The snow fell again in New York City this past Friday, and with it came a new spate of commentaries about how Mayor Bloomberg mishandled the big blizzard on December 26.
For those who don’t know the story, in the wake of a 20-inch snowfall, Manhattan streets were plowed quickly, but streets in the outer boroughs (Queens, Brooklyn, the Bronx, Staten Island) remained unplowed for days. The mayor apologized, promised a thorough post-mortem to understand the root causes of the poor municipal response ... and then demoted and reassigned three people. Thee mayor’s approval ratings are now at their lowest point in his administration.
In New Jersey, where up to 31 inches of snow fell, Governor Chris Christie is taking heat for vacationing at Disney World with his family instead of returning to the state to help with its recovery efforts. He’s made matters worse by defending his decision to put his responsibility to his family first: “I wouldn’t change the decision even if I could do it right now. I had a great five days with my children. I promised that.” The governor’s nearly bullet-proof image, constructed during a year of tough leadership and emphasis on taking responsibility, has taken a beating.
Then there’s Cory Booker, the mayor of Newark, N.J. Mayor Booker was not only present during the blizzard, he personally responded to several calls for help, showing up with a shovel to help some motorists who were stuck in the snow and bringing diapers to others. The mayor kept up a constant stream of tweets so that people knew what he was doing, even asking citizens to send him tweets letting him know where help was needed. The mayor is now a hero in Newark, where he faced a difficult re-election last year.
The PR experts will undoubtedly begin talking about best practices for crisis management (if they haven’t already). But from a lean leadership perspective, what strikes me is the fact that only one of these leaders went to “the gemba” — the streets where the work was actually being done.
You could argue that a mayor has better things to do with his or her time than shovel snow (that’s why we have children, after all). But I disagree.
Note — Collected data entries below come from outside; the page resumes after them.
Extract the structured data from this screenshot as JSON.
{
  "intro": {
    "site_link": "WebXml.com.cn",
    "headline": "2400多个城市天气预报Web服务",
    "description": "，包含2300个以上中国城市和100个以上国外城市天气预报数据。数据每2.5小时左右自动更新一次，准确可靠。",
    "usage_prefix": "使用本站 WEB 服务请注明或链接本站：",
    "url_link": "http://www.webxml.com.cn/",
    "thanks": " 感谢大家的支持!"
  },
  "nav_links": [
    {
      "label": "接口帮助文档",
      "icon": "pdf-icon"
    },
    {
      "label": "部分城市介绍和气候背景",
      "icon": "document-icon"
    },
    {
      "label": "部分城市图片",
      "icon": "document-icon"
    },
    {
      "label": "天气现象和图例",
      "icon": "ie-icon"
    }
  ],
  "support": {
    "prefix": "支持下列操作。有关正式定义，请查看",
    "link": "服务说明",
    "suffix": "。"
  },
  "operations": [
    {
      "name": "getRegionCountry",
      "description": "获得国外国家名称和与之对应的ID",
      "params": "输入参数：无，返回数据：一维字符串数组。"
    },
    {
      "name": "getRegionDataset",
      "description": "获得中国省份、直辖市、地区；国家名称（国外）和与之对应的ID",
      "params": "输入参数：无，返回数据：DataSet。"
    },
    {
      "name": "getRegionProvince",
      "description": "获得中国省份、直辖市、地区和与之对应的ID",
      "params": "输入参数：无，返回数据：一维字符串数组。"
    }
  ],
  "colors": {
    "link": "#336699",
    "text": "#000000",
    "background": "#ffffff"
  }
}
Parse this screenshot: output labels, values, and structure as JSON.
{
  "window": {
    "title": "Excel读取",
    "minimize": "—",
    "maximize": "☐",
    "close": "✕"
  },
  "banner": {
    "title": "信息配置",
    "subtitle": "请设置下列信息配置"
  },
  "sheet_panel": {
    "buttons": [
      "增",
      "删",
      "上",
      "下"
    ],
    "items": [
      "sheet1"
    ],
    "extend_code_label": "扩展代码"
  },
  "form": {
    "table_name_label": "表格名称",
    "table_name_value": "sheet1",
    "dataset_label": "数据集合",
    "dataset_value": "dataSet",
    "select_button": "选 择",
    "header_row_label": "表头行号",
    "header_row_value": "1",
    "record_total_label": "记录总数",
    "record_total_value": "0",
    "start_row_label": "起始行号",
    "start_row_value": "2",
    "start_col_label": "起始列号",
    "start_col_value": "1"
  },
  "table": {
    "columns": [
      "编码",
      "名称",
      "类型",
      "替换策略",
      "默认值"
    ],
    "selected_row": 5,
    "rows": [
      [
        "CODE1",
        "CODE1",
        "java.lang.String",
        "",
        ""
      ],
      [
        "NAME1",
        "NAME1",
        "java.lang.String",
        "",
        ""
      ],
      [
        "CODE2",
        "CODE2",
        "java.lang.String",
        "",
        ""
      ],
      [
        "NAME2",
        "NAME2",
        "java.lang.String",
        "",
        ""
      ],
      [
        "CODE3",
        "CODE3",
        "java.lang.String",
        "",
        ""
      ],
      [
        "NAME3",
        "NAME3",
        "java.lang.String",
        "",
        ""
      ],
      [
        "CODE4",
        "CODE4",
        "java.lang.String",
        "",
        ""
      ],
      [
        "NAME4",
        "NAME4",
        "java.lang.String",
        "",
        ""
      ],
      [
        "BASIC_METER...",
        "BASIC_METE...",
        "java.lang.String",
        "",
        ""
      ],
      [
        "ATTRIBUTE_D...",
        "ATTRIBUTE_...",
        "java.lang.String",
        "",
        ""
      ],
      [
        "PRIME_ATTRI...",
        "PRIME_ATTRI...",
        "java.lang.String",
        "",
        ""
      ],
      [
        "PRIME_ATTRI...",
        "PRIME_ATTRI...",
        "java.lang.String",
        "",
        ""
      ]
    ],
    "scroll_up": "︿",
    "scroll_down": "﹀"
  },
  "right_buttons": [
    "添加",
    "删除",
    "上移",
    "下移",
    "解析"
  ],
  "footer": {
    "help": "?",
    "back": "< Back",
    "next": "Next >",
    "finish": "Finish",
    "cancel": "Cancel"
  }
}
People need to see (and in the case of Mayor Booker, hear via Twitter) that their leaders are willing and able to work in the trenches.
Of course, Mayors Bloomberg and Booker, and Governor Christie have other, higher-level, leadership tasks to ensure that these service failures don’t recur. But it’s important for all people in the state, the city, or any organization to see that their leaders are present and doing everything they can to help ease their pain. And if the problem is something that requires specialized skills that the leader doesn’t have — shutting down a nuclear reactor, tunneling into a mine shaft, performing surgery — then the leader should be supporting those that do have the critical skills by bringing them coffee and donuts, or cold water, or fresh bandages.
It’s no coincidence that the salient memory of Rudy Giuliani is him standing atop the World Trade Center rubble, while the lasting image of George Bush during Katrina is him peering through the window of Air Force One several thousand feet above New Orleans.
No one expected Giuliani to spend all day, everyday at the World Trade Center. No one expected Mayor Booker to spend all day, everyday shoveling snow. But people do expect their leaders to at least be present where the work is being done for some amount of time.
Lean bloggers and teachers often talk about the need to get out of the corner office and the conference room and get to the gemba as part of their standard work. That need is even greater in an emergency.
One snowstorm. Three leaders. One lesson.